Непредсказуемость — самая яркая черта Лебедя. Она не раз представляла наибольшую опасность для его противника на поле боя и обеспечивала генералу победы. Но та же непредсказуемость на поле политических битв есть самая большая опасность для его соотечественников, будь они его сторонниками или противниками. Наверное, поэтому политики, ревностно следящие за очередной попыткой восхождения генерала на вершину российской власти, так сильно пугают нас «опасностью, которую Лебедь несет России».

* * *

Когда Лебедя убрали с поста командующего 14-й армией и вытолкали на гражданку, Ельцин поручил Грачеву подобрать достойную кандидатуру на вакантную должность. Грачев долго не думал: командир Таманской мотострелковой дивизии генерал-майор Валерий Евневич умел безоговорочно выполнять приказы и тонко чувствовать политическую конъюнктуру.

Он никогда не перечил министру и числился в его команде одним из самых преданных «штыков» (что еще раз блистательно доказал в период октябрьских событий 1993 года, став Героем России). Вскоре министр щедро поощрил его еще раз, назначив на высокую должность в штабе Смоленской армии. Но не успел он там, как говорится, нагреть служебное кресло, как последовало новое назначение в Тирасполь на должность начальника Оперативной группы российских войск в Приднестровье (так стали называться остатки 14-ой армии).

Уже с первых дней пребывания в новой должности Евневич пытался показать и молдаванам, и приднестровцам, что «все будет не так, как при Лебеде».

Уже через неделю после приезда в Тирасполь Евневич во всеуслышание заявил, что у него нет проблем ни с молдавским, ни с приднестровским руководством. Казалось, что он лез из кожи вон, чтобы выглядеть лучше, чем Лебедь. Победные реляции шли в Москву одна за другой: налажены отношения с местным руководством, достигнуто взаимопонимание с молдавской стороной, расформированы лишние подразделения, успешно идет боевая подготовка. В ответ — еще одна генеральская звездочка.
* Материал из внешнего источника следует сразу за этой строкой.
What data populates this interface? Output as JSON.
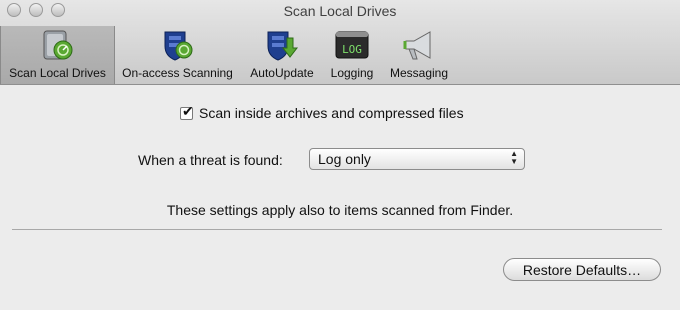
{
  "window": {
    "title": "Scan Local Drives"
  },
  "toolbar": {
    "items": [
      {
        "label": "Scan Local Drives",
        "icon": "hard-drive-scan-icon",
        "selected": true
      },
      {
        "label": "On-access Scanning",
        "icon": "shield-scan-icon",
        "selected": false
      },
      {
        "label": "AutoUpdate",
        "icon": "shield-download-icon",
        "selected": false
      },
      {
        "label": "Logging",
        "icon": "log-terminal-icon",
        "selected": false
      },
      {
        "label": "Messaging",
        "icon": "megaphone-icon",
        "selected": false
      }
    ],
    "log_icon_text": "LOG"
  },
  "settings": {
    "scan_archives": {
      "label": "Scan inside archives and compressed files",
      "checked": true
    },
    "threat_action": {
      "label": "When a threat is found:",
      "value": "Log only"
    },
    "note": "These settings apply also to items scanned from Finder.",
    "restore_label": "Restore Defaults…"
  },
  "colors": {
    "accent_green": "#5aa832",
    "shield_blue": "#1f3f8f"
  }
}
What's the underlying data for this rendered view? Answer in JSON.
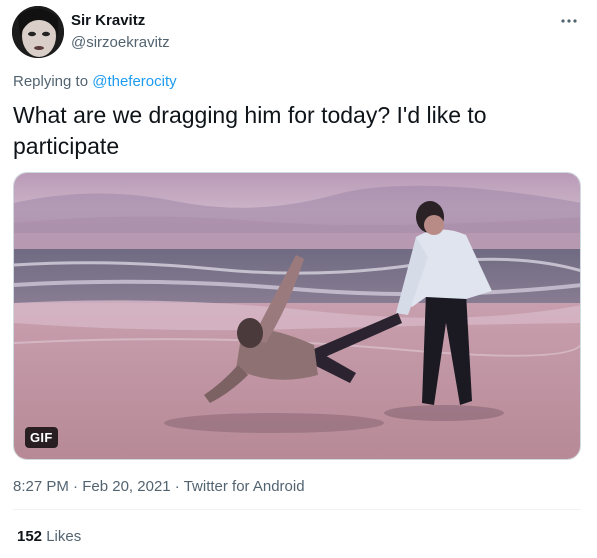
{
  "author": {
    "display_name": "Sir Kravitz",
    "handle": "@sirzoekravitz"
  },
  "reply": {
    "prefix": "Replying to ",
    "target": "@theferocity"
  },
  "tweet_text": "What are we dragging him for today? I'd like to participate",
  "media": {
    "badge": "GIF"
  },
  "meta": {
    "time": "8:27 PM",
    "separator1": " · ",
    "date": "Feb 20, 2021",
    "separator2": " · ",
    "source": "Twitter for Android"
  },
  "stats": {
    "likes_count": "152",
    "likes_label": " Likes"
  },
  "icons": {
    "more": "more-options-icon"
  }
}
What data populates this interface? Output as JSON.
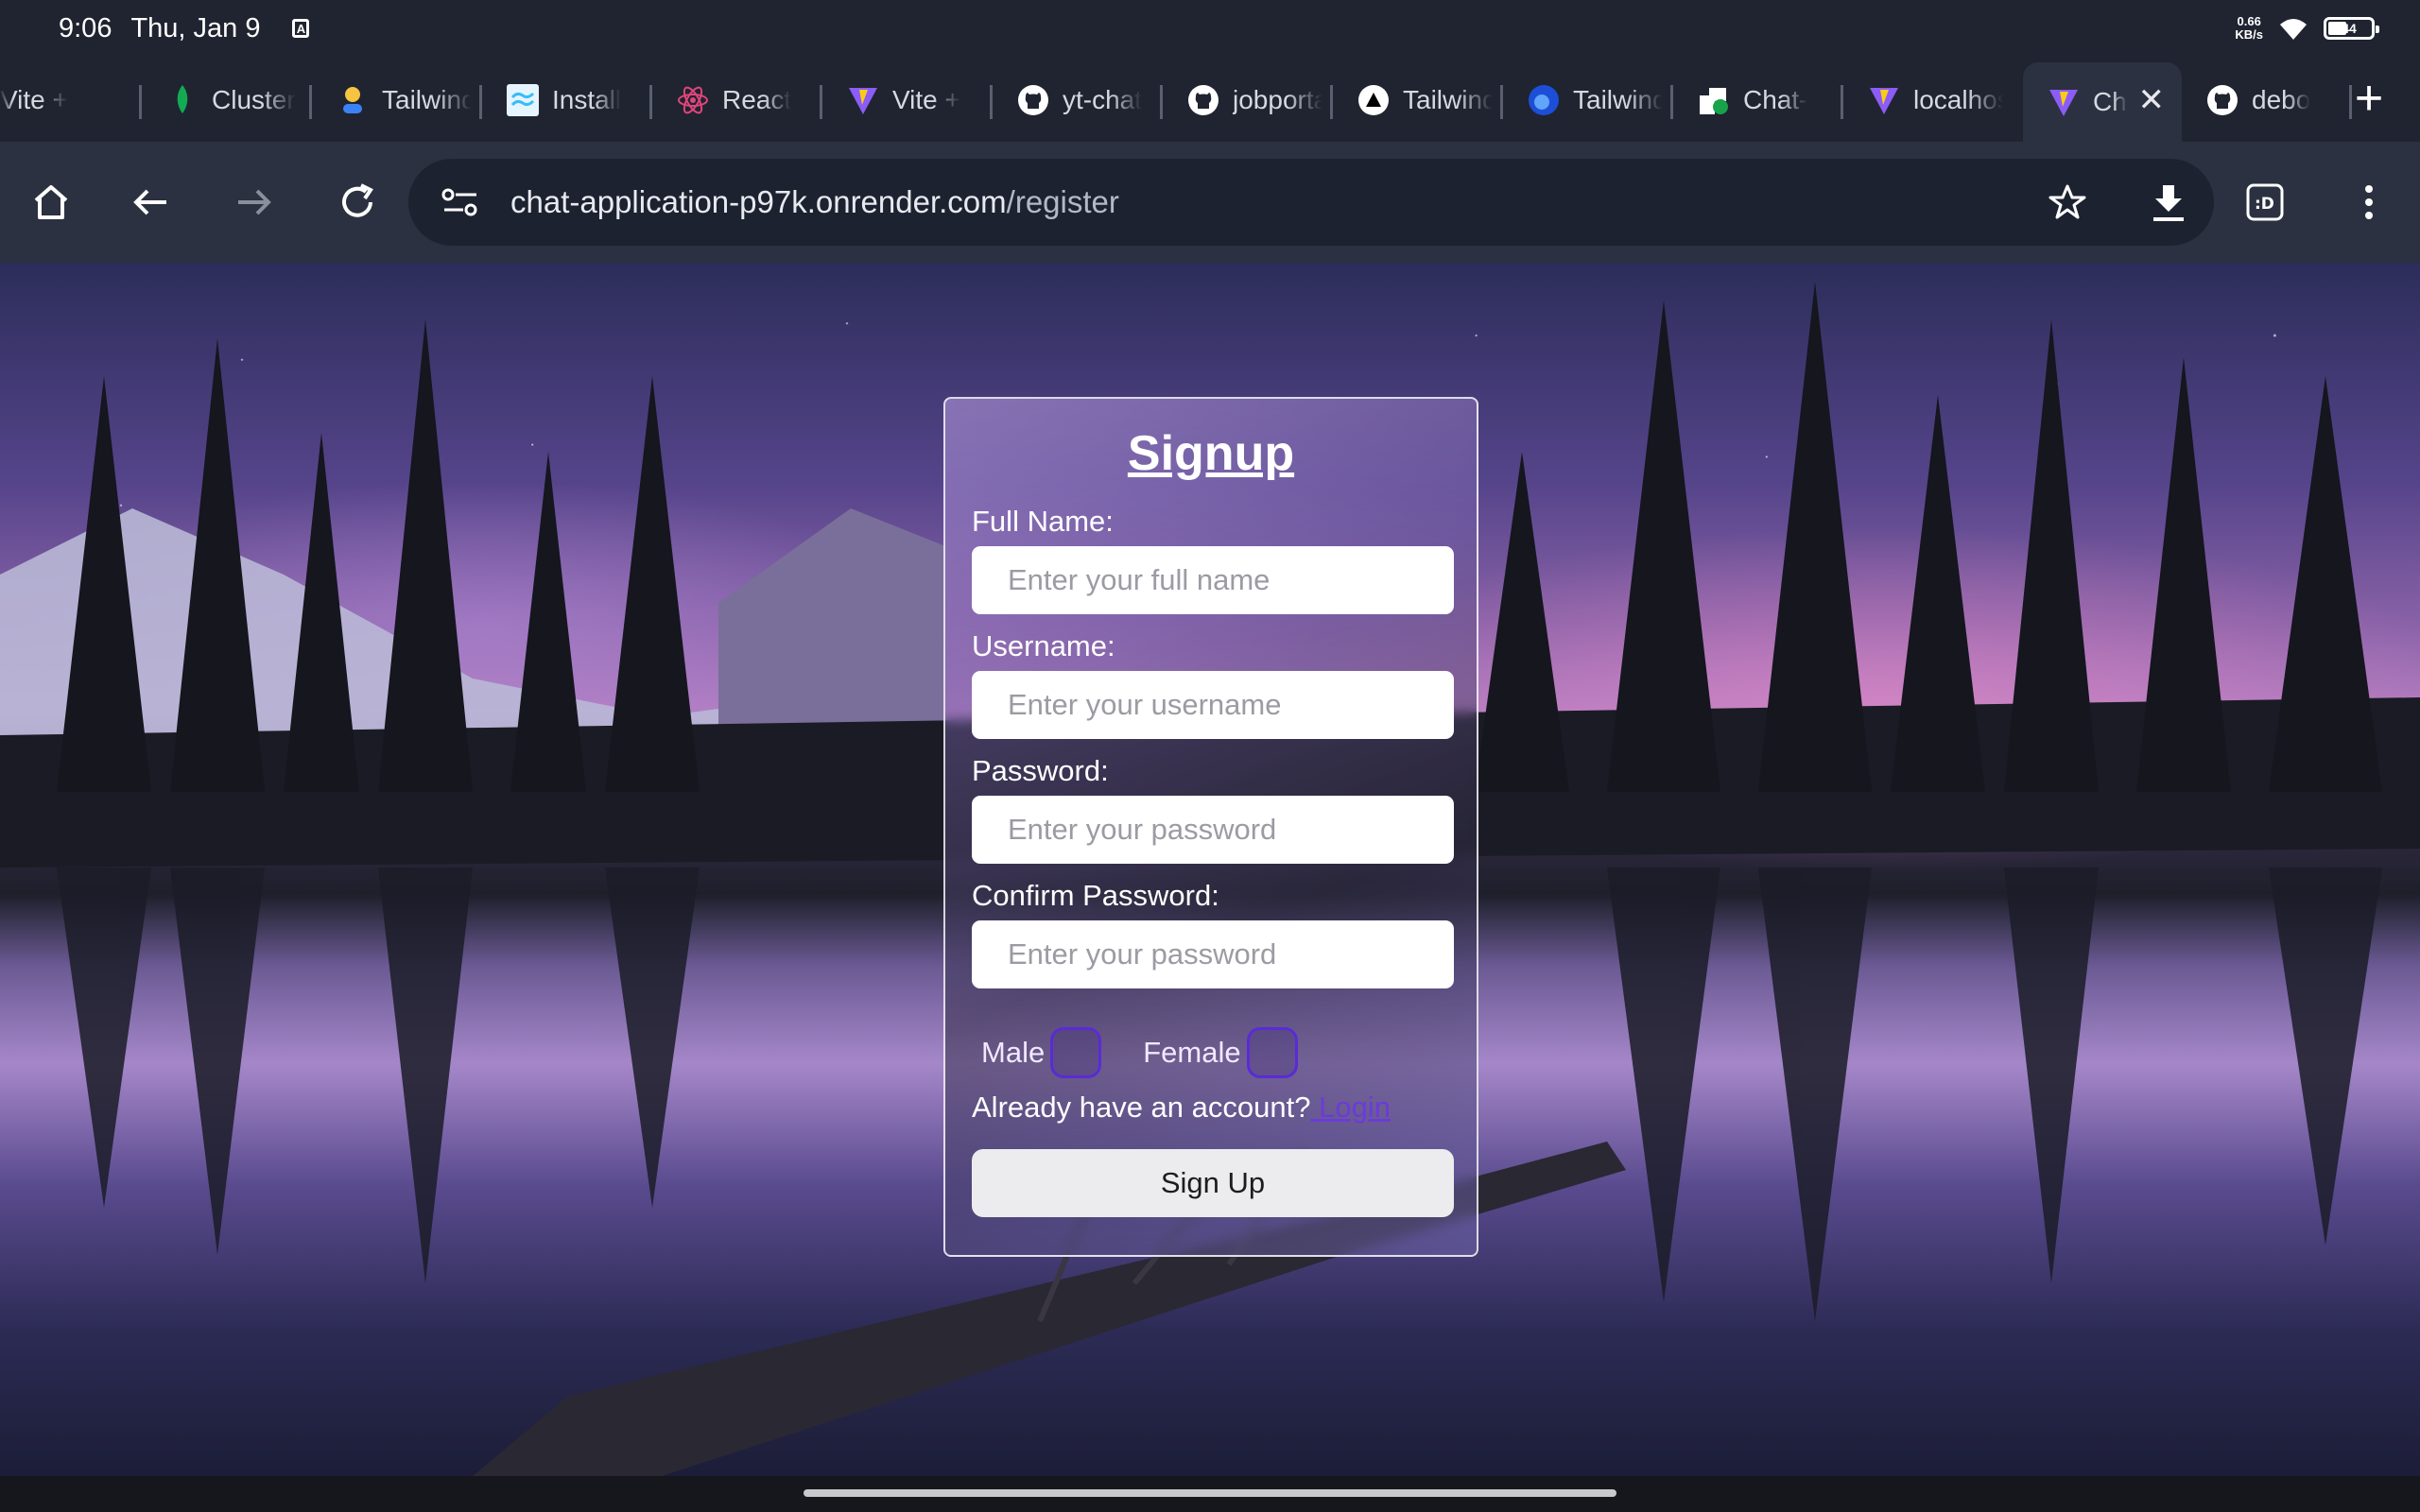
{
  "status_bar": {
    "time": "9:06",
    "date": "Thu, Jan 9",
    "net_speed_value": "0.66",
    "net_speed_unit": "KB/s",
    "battery": "44"
  },
  "tabs": [
    {
      "label": "Vite +",
      "icon": "vite-icon"
    },
    {
      "label": "Cluster",
      "icon": "mongodb-leaf-icon"
    },
    {
      "label": "Tailwind",
      "icon": "tailwind-avatar-icon"
    },
    {
      "label": "Install",
      "icon": "tailwind-icon"
    },
    {
      "label": "React",
      "icon": "react-icon"
    },
    {
      "label": "Vite +",
      "icon": "vite-icon"
    },
    {
      "label": "yt-chat",
      "icon": "github-icon"
    },
    {
      "label": "jobportal",
      "icon": "github-icon"
    },
    {
      "label": "Tailwind",
      "icon": "vercel-icon"
    },
    {
      "label": "Tailwind",
      "icon": "flowbite-icon"
    },
    {
      "label": "Chat-",
      "icon": "render-icon"
    },
    {
      "label": "localhost",
      "icon": "vite-icon"
    },
    {
      "label": "Ch",
      "icon": "vite-icon",
      "active": true
    },
    {
      "label": "debo",
      "icon": "github-icon"
    }
  ],
  "toolbar": {
    "url_host": "chat-application-p97k.onrender.com",
    "url_path": "/register"
  },
  "signup": {
    "title": "Signup",
    "fullname_label": "Full Name:",
    "fullname_placeholder": "Enter your full name",
    "username_label": "Username:",
    "username_placeholder": "Enter your username",
    "password_label": "Password:",
    "password_placeholder": "Enter your password",
    "confirm_label": "Confirm Password:",
    "confirm_placeholder": "Enter your password",
    "male_label": "Male",
    "female_label": "Female",
    "account_text": "Already have an account?",
    "login_link": " Login",
    "submit_label": "Sign Up"
  }
}
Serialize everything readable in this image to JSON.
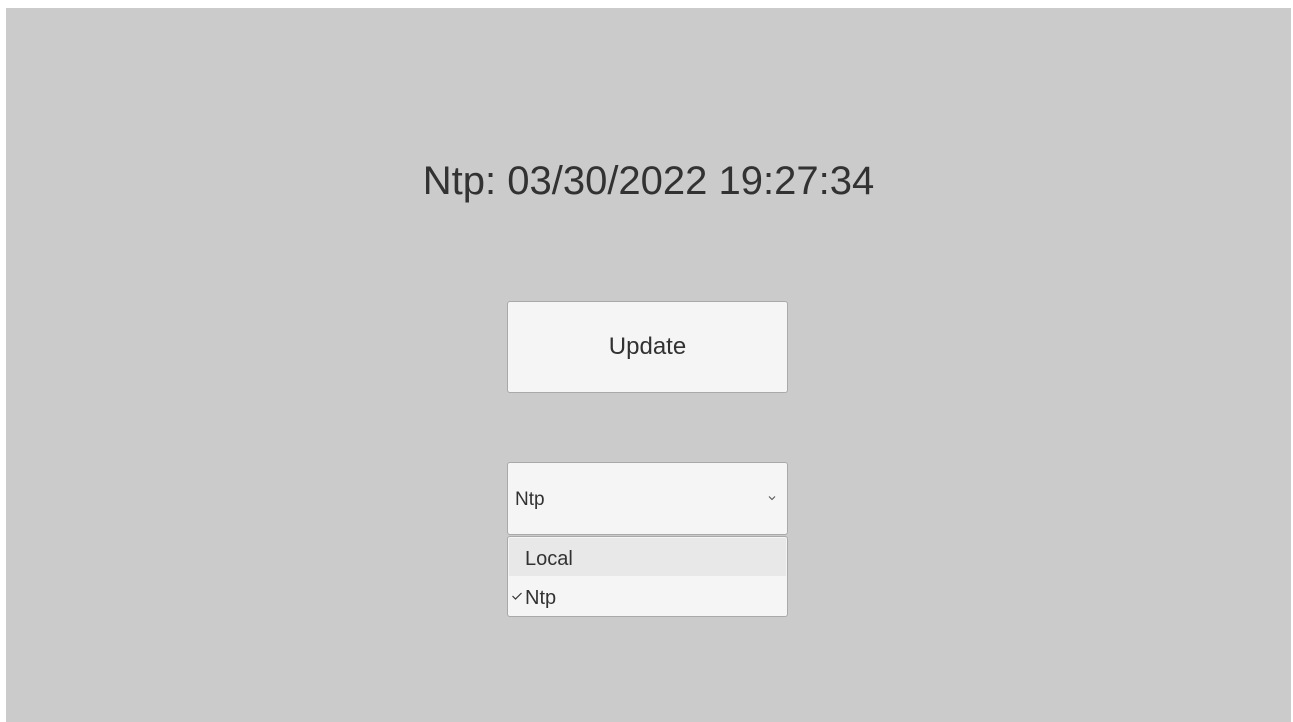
{
  "status": {
    "time_text": "Ntp: 03/30/2022 19:27:34"
  },
  "controls": {
    "update_label": "Update"
  },
  "dropdown": {
    "selected": "Ntp",
    "arrow_icon": "chevron-down-icon",
    "options": [
      {
        "label": "Local",
        "checked": false,
        "highlighted": true
      },
      {
        "label": "Ntp",
        "checked": true,
        "highlighted": false
      }
    ]
  },
  "colors": {
    "background": "#cbcbcb",
    "control": "#f5f5f5",
    "highlight": "#e8e8e8",
    "text": "#323232",
    "border": "#a9a9a9"
  }
}
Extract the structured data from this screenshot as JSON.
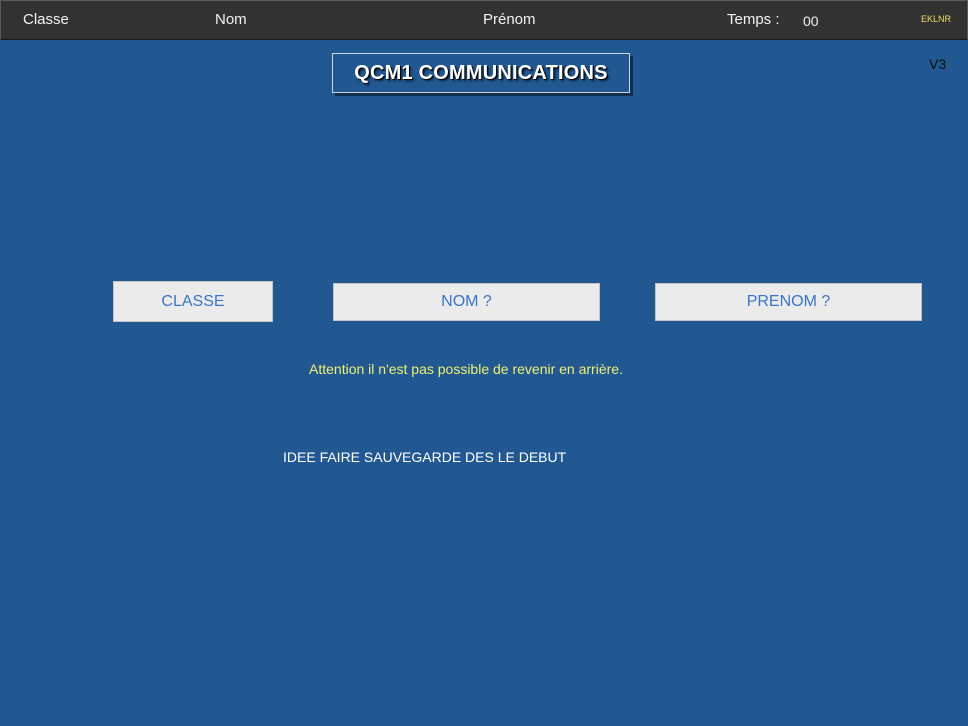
{
  "header": {
    "classe_label": "Classe",
    "nom_label": "Nom",
    "prenom_label": "Prénom",
    "temps_label": "Temps :",
    "temps_value": "00",
    "code": "EKLNR"
  },
  "title": "QCM1 COMMUNICATIONS",
  "version": "V3",
  "buttons": {
    "classe": "CLASSE",
    "nom": "NOM ?",
    "prenom": "PRENOM ?"
  },
  "warning": "Attention il n'est pas possible de revenir en arrière.",
  "note": "IDEE FAIRE SAUVEGARDE DES LE DEBUT",
  "colors": {
    "background": "#215891",
    "topbar": "#323232",
    "button_bg": "#ebebeb",
    "button_text": "#3b74c6",
    "warning_text": "#f0ef72"
  }
}
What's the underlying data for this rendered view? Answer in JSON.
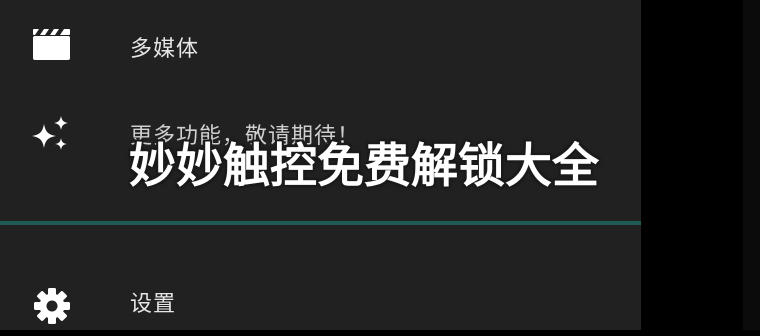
{
  "drawer": {
    "items": [
      {
        "label": "多媒体",
        "icon": "clapperboard-icon"
      },
      {
        "label": "更多功能，敬请期待！",
        "icon": "sparkles-icon"
      },
      {
        "label": "设置",
        "icon": "gear-icon"
      }
    ]
  },
  "overlay": {
    "title": "妙妙触控免费解锁大全"
  },
  "colors": {
    "drawer_background": "#212121",
    "divider": "#1f5a54",
    "text": "#e6e6e6",
    "overlay_text": "#ffffff"
  }
}
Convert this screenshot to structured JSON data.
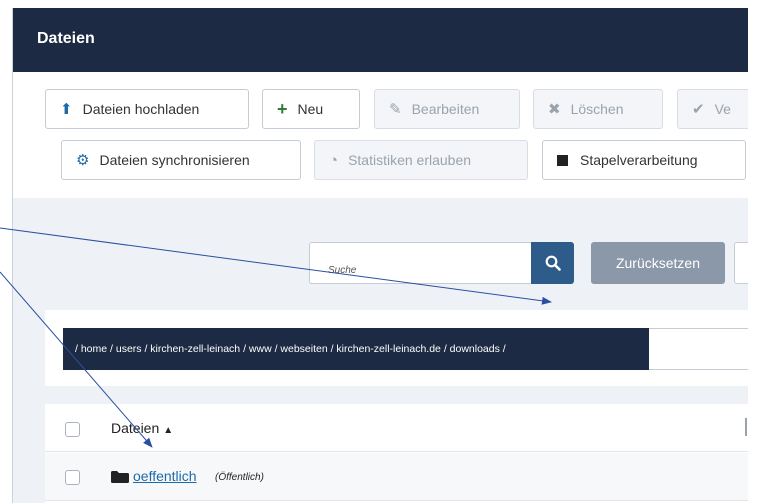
{
  "window": {
    "title": "Dateien"
  },
  "toolbar": {
    "upload_label": "Dateien hochladen",
    "new_label": "Neu",
    "edit_label": "Bearbeiten",
    "delete_label": "Löschen",
    "ve_label": "Ve",
    "sync_label": "Dateien synchronisieren",
    "stats_label": "Statistiken erlauben",
    "batch_label": "Stapelverarbeitung"
  },
  "search": {
    "placeholder": "Suche",
    "reset_label": "Zurücksetzen"
  },
  "path": {
    "value": "/ home / users / kirchen-zell-leinach / www / webseiten / kirchen-zell-leinach.de / downloads /"
  },
  "table": {
    "header": "Dateien",
    "sort_indicator": "▲",
    "rows": [
      {
        "name": "oeffentlich",
        "note": "(Öffentlich)"
      }
    ]
  },
  "colors": {
    "header_bg": "#1d2a43",
    "link": "#1e6aa8",
    "search_button": "#2e5c8a",
    "reset_button": "#8a98aa",
    "annotation_arrow": "#2b4ea1"
  }
}
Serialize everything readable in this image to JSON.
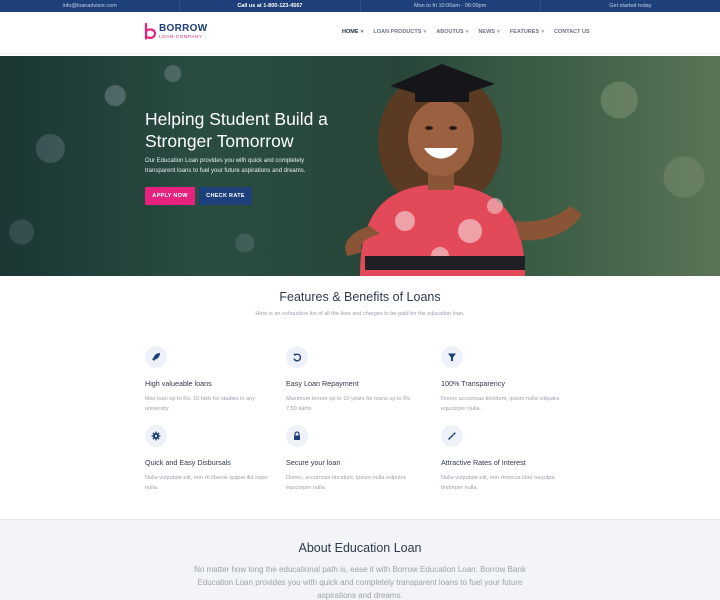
{
  "topbar": {
    "email": "info@loanadvisor.com",
    "phone": "Call us at 1-800-123-4567",
    "hours": "Mon to fri 10:00am - 06:00pm",
    "cta": "Get started today"
  },
  "brand": {
    "name": "BORROW",
    "tagline": "LOAN-COMPANY",
    "colors": {
      "navy": "#1d3f7a",
      "pink": "#e5237f"
    }
  },
  "nav": {
    "items": [
      {
        "label": "HOME",
        "chevron": true,
        "active": true
      },
      {
        "label": "LOAN PRODUCTS",
        "chevron": true
      },
      {
        "label": "ABOUTUS",
        "chevron": true
      },
      {
        "label": "NEWS",
        "chevron": true
      },
      {
        "label": "FEATURES",
        "chevron": true
      },
      {
        "label": "CONTACT US",
        "chevron": false
      }
    ]
  },
  "hero": {
    "title_line1": "Helping Student Build a",
    "title_line2": "Stronger Tomorrow",
    "text": "Our Education Loan provides you with quick and completely transparent loans to fuel your future aspirations and dreams.",
    "apply_label": "APPLY NOW",
    "rate_label": "CHECK RATE"
  },
  "features": {
    "title": "Features & Benefits of Loans",
    "subtitle": "Here is an exhaustive list of all the fees and charges to be-paid for the education loan.",
    "items": [
      {
        "icon": "rocket-icon",
        "title": "High valueable loans",
        "text": "Max loan up to Rs. 10 lakh for studies in any university"
      },
      {
        "icon": "refresh-icon",
        "title": "Easy Loan Repayment",
        "text": "Maximum tenure up to 10 years for loans up to Rs. 7.50 lakhs"
      },
      {
        "icon": "filter-icon",
        "title": "100% Transparency",
        "text": "Donec accumsax tincidunt, ipsum nulla vulputra equcorper nulla."
      },
      {
        "icon": "gear-icon",
        "title": "Quick and Easy Disbursals",
        "text": "Nulla vulputate elit, non rh liberoe qutpat ilid orper nulla."
      },
      {
        "icon": "lock-icon",
        "title": "Secure your loan",
        "text": "Donec, accumsax tincidunt, ipsum nulla vulputra equcorper nulla."
      },
      {
        "icon": "magic-wand-icon",
        "title": "Attractive Rates of Interest",
        "text": "Nulla vulputate elit, non rhoncus liber oequtpa tlndorper nulla."
      }
    ]
  },
  "about": {
    "title": "About Education Loan",
    "text": "No matter how long the educational path is, ease it with Borrow Education Loan. Borrow Bank Education Loan provides you with quick and completely transparent loans to fuel your future aspirations and dreams."
  }
}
Но купался в этой эйфории Евневич недолго: уже вскоре скачущего на белом коне генерала вышибла из седла очередная бомба молдавско-приднестровского конфликта. Не успел Евневич доложить в Москву, что отправил эшелон с инженерной техникой в Россию, как в молдавской прессе поднялся хай по поводу того, что генерал незаконно передает боевую технику приднестровцам.

Молдаване требовали свою долю, а приднестровцы и слышать об этом не хотели. Евневича втянули в дележные склоки, и его имидж справедливого дипломата стал тускнеть. Мне жалко было смотреть на него на пресс-конференции, где он плакался на «провокационные измышления молдавской прессы» и ловко уходил от цепких вопросов журналистов о том, как будет передаваться причитающаяся Кишиневу часть боевой техники.

Ему тоже приходилось пробовать слишком горькую кашу, заваренную политиками. Но что мог поделать этот быстро растущий в должностях генерал, оказавшийся в самом кратере молдавско-приднестровского спора, если, казалось, в природе не было таких правил игры, по которым согласились бы играть обе конфликтующие стороны?

Главное отличие между Евневичем и Лебедем заключалось в том, что новый наш приднестровский военачальник готов был безропотно исполнять даже глупые московские директивы. Если Лебедь долгое время и слышать не хотел о «кастрировании» его армии, то Евневич с первого дня в новой должности безоговорочно стал решать эту задачу. Из-за этого многим у нас на Арбате казалось, что особым «секретным заданием», которое поручила Евневичу Москва, и было сворачивание армии в Оперативную группу, постепенное вытягивание ее из Приднестровья.